Striding alongside Rocky, Cobra reached back an index finger, hooked it into her cleavage, and pulled Sandy forward as though she were wearing a harness.
“Come on, bitch, keep up,” he said, nearly pulling her off her pumps. “The Ice Ghoul’ll getcha if you don’t.”
Cobra chuckled, digging the weirdness around them. The turn of events had confusedly torqued Rocky. Her too. But their new boyfriend seemed to be getting way the heck into it.
Crazy strength.
When Peach jilted him, they had waifed the poor dejected creep in. Then the killings began to multiply, the world tilt into Cobra’s sullen territory. Now Mister Bigshot Heel-Clicking Hood was steering the threesome wherever he liked.
Did that concern her?
She had no idea.
Nothing made sense but survival and Sandy’s mind could only hold to that one overriding idea. There’d be time later to sort out their lives.

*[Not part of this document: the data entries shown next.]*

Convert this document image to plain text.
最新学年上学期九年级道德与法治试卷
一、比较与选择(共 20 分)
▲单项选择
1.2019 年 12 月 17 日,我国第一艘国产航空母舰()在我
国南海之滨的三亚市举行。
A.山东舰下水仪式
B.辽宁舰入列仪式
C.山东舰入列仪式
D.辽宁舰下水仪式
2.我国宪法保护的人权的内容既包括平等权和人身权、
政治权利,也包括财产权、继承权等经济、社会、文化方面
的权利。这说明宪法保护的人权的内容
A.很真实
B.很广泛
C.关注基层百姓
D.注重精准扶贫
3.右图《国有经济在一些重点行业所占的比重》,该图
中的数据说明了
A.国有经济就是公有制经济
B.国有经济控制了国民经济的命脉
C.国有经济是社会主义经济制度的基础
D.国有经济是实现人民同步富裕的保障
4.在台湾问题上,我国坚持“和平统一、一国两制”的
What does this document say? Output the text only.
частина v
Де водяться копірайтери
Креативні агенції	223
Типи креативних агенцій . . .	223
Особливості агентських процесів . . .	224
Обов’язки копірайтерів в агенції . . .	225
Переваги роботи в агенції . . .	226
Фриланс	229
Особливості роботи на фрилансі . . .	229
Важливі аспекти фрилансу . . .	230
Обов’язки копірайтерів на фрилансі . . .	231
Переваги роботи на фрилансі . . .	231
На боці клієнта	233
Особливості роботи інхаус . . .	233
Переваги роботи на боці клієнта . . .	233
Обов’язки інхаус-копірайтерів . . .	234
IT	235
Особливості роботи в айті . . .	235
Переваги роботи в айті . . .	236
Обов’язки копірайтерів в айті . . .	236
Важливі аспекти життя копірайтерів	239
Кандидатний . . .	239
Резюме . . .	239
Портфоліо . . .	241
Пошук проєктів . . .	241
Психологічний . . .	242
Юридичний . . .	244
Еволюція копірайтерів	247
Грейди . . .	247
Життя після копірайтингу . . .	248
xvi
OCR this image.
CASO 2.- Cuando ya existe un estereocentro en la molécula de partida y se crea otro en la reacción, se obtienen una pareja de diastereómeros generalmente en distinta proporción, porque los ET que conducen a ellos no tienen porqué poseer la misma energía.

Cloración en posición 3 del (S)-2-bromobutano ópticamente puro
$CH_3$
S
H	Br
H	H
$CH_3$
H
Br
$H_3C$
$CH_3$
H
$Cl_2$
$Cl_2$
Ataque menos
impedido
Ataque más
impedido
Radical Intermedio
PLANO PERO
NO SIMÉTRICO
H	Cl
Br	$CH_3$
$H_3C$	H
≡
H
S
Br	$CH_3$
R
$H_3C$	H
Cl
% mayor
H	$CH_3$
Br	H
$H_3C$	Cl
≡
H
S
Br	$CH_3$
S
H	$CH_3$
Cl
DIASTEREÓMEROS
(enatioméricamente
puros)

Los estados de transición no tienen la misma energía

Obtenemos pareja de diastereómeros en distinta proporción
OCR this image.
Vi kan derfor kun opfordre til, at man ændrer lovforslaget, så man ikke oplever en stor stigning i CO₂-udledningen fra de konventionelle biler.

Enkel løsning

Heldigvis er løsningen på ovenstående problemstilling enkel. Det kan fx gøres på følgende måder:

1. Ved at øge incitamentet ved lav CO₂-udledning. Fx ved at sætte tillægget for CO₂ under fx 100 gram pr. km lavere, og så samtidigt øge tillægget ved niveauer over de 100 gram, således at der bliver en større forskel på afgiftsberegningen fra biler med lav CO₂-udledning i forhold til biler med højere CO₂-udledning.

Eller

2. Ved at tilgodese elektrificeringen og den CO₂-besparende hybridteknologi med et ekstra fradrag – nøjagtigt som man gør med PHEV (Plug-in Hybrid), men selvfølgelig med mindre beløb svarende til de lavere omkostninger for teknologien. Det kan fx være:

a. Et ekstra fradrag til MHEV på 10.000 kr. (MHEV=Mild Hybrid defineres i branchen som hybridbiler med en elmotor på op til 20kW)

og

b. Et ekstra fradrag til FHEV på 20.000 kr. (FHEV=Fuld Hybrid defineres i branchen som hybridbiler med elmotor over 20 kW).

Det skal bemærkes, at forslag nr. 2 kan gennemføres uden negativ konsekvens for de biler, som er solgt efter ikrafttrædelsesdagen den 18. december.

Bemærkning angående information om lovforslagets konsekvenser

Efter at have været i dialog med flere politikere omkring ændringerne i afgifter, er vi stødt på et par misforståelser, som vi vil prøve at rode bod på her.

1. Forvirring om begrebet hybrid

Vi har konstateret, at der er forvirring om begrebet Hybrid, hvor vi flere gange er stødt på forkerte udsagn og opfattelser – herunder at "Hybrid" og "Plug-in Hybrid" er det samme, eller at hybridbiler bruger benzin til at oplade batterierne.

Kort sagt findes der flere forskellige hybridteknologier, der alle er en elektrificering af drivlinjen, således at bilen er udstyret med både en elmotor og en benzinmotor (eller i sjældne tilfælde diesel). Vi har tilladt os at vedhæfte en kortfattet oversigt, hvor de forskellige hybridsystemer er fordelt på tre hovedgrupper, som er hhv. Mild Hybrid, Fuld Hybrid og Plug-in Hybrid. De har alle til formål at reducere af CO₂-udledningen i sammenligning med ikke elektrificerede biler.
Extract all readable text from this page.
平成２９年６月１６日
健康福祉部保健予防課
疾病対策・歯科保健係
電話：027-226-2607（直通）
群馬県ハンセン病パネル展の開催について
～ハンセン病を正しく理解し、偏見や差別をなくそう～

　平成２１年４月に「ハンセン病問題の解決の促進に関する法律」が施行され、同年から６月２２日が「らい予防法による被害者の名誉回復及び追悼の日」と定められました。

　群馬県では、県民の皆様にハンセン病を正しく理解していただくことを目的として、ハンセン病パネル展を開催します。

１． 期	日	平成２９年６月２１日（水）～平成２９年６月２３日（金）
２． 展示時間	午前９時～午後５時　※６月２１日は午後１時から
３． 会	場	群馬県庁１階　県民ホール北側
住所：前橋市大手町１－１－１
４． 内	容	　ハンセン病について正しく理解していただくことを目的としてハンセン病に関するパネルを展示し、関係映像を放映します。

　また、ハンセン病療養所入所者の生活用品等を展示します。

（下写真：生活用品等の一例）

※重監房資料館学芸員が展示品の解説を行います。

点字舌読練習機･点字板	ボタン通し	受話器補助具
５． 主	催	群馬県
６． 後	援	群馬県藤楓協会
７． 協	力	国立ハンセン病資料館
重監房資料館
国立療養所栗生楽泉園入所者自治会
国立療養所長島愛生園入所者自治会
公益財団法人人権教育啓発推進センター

Twice they had counterclockwised the vast square that was the second floor hallway. Twice they had passed the same damned lockers and clocks, the same damned classrooms where she had been forced to endure Home Ec and Art and Algebra and Spanish and the ill-named “teachers” who had inflicted all of that boring crap on her.
Visions of hell.
Sandy guessed that Cobra’s strategy, if he had one, was to keep going, to stay within the maundering crowd and steer clear of doorways.
He released her and lit up a cigarette, never stopping, moving forward in a confident stride.
“Hey,” said Rocky, “you can’t smoke in here.”
“What’re they gonna do?” Cobra asked with a sneer. “Kill me?”
“No, but they might expel you.”
Cobra, bemused, flashed Sandy a look of exasperation. “I’ll take my chances, jocko.”
Rocky pointed. “There’s Mr. Buttweiler’s office.”
“I’m acquainted with it,” said Cobra.
Some kids shuffled through the principal’s door, their chosen place of refuge. Had he left it unlocked? Or had the janitor’s key opened it as a lure?
“Our next set of corpses.”
“Come on, Cobra,” said Sandy. “Don’t joke about it.”
“Who’s joking? Those dweebs are dead.”
Bloodslicks stained the tile floor outside Futzy’s office. Drippings from the zippermouths. Sandy had been royally grossed out by what the killer had done-not to mention what the zipheads themselves had done-to their bodies.